July 25, 2006
COMMENTARY: A ‘Robust’ Force Needed in Lebanon
By Dale McFeatters
Scripps Howard News Service
Washington, DC (SHNS) -- While Israel has been horribly provoked -- the
Hezbollah raid into northern Israel and the rocket attacks on Israeli
civilians are an act of war by any definition -- its strategy of wholesale
reprisals against the Lebanese generally is deeply disturbing.
Even Arab nations like Egypt and Syria do not question Israel's attacks on
Hezbollah itself, but it can't be in Israel's long-term security interests
to leave behind an embittered, impoverished Lebanese population, people who
were innocent bystanders and unwilling hosts to Hezbollah, an Iranian-funded
legacy of the Syrian occupation.
Israel's attacks on bridges, roads, power plants, factories, airports, TV
towers, telephone networks, fuel storage, ports and even a Procter & Gamble
warehouse seem more like indiscriminate collective punishment than any
coherent military strategy.
The Israelis would point out that it's easy to say that at a safe remove
when Hezbollah's rockets -- over 2,000 so far -- have brought economic life
in northern Israel to a standstill.
But even in the Mideast wars have to stop -- or at least pause -- sometime,
and one hope of doing that is preserving the elected government of Prime
Minister Fuad Saniora. The Lebanese, who now seem equally angry at Hezbollah
and Israel, may take out their frustration on Saniora and his government,
still fragile and uncertain after the welcome "Cedar Revolution" of last
year that saw the departure of Syrian occupation troops.
Saniora's government is in all probability eager to comply with the U.N.
resolution calling for the Lebanese regular army to reoccupy the country's
south, along the border of Israel, but is clearly incapable of doing so in
the face of the heavily armed and entrenched Hezbollah.
The Bush administration seems to be edging toward some kind of
"international stabilization force" in southern Lebanon. This would have to
be, in the current term of art, a "robust" force, meaning capable of
carrying out offensive military operations, with other nations going along,
under U.N. authorization.
The usual kind of U.N. peacekeeping operation won't do. There are U.N.

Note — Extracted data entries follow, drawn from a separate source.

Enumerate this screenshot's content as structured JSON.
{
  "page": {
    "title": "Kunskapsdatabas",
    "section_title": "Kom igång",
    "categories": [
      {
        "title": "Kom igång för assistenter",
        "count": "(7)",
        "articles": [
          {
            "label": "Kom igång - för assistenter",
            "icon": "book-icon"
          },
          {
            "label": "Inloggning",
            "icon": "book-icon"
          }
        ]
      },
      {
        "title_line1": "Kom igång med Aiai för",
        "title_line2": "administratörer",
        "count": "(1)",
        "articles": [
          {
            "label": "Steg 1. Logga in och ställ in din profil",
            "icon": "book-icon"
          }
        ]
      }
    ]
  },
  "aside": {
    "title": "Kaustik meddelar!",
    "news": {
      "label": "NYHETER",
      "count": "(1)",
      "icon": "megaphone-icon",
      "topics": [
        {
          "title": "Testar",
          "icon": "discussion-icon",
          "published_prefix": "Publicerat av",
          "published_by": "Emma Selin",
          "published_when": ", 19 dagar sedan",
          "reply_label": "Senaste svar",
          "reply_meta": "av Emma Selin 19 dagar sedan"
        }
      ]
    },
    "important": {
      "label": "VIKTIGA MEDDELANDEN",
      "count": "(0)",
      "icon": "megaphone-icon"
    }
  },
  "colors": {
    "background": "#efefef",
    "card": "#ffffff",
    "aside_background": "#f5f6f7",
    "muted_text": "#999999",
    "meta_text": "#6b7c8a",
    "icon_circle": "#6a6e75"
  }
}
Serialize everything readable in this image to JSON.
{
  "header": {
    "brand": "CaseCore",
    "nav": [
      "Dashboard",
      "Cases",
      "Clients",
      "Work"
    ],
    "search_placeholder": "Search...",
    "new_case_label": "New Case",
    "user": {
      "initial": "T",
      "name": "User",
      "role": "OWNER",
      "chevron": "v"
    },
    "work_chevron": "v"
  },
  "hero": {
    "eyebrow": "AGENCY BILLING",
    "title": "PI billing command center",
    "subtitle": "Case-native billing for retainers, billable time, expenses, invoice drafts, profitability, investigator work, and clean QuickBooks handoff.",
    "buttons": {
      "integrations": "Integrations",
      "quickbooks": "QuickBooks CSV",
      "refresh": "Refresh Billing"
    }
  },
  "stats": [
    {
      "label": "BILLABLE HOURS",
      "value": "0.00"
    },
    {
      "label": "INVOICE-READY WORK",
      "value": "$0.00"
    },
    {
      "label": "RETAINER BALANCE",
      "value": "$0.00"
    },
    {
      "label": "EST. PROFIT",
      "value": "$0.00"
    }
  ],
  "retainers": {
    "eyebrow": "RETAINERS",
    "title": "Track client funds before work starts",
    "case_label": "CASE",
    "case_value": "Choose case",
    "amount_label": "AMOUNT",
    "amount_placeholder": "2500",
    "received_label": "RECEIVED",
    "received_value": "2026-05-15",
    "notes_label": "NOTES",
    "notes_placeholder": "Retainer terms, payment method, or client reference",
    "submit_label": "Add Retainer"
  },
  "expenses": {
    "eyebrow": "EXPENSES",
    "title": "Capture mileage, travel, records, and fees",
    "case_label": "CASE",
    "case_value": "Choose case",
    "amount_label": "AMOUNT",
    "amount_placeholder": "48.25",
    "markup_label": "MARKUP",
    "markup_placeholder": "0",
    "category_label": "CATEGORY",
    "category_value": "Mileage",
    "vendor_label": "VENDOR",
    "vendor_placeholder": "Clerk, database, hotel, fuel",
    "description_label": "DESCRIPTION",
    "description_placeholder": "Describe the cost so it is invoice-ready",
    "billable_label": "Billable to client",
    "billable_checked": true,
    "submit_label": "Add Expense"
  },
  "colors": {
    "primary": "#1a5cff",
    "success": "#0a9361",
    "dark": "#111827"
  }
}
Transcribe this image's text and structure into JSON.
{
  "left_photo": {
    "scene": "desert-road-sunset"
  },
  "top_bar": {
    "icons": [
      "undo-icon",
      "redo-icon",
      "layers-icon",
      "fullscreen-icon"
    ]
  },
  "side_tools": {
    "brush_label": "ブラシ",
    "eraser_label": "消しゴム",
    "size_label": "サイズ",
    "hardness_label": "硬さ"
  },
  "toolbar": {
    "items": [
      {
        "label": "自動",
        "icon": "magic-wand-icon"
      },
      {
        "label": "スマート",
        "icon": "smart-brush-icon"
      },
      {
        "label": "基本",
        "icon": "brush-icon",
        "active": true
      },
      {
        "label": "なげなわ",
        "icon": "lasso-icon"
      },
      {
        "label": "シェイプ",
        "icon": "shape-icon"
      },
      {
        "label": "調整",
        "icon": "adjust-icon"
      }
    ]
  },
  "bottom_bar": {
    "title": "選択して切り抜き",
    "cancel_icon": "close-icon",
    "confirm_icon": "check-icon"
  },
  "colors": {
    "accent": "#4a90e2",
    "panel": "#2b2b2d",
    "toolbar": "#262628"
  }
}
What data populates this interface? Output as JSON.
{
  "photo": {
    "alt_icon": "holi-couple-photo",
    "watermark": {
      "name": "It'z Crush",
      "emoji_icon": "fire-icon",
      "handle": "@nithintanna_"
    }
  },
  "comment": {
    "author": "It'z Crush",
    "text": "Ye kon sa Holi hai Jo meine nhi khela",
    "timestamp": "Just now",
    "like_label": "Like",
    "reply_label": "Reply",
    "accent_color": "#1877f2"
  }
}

observers already in southern Lebanon, and they didn't even rise to the
level of speed bumps as impediments to Hezbollah as it brought in fighters
and munitions.
Any international force would have to be militarily capable of forcing
Hezbollah to disarm and, if it refused, expelling it from Lebanon. That, in
turn, would buy time for a reinvigorated Lebanese regular army to take over.
In short, the international force would stand down as the Lebanese army
stands up. We've heard that before, and not in the context of great success,
but it may be the best of a dwindling number of options.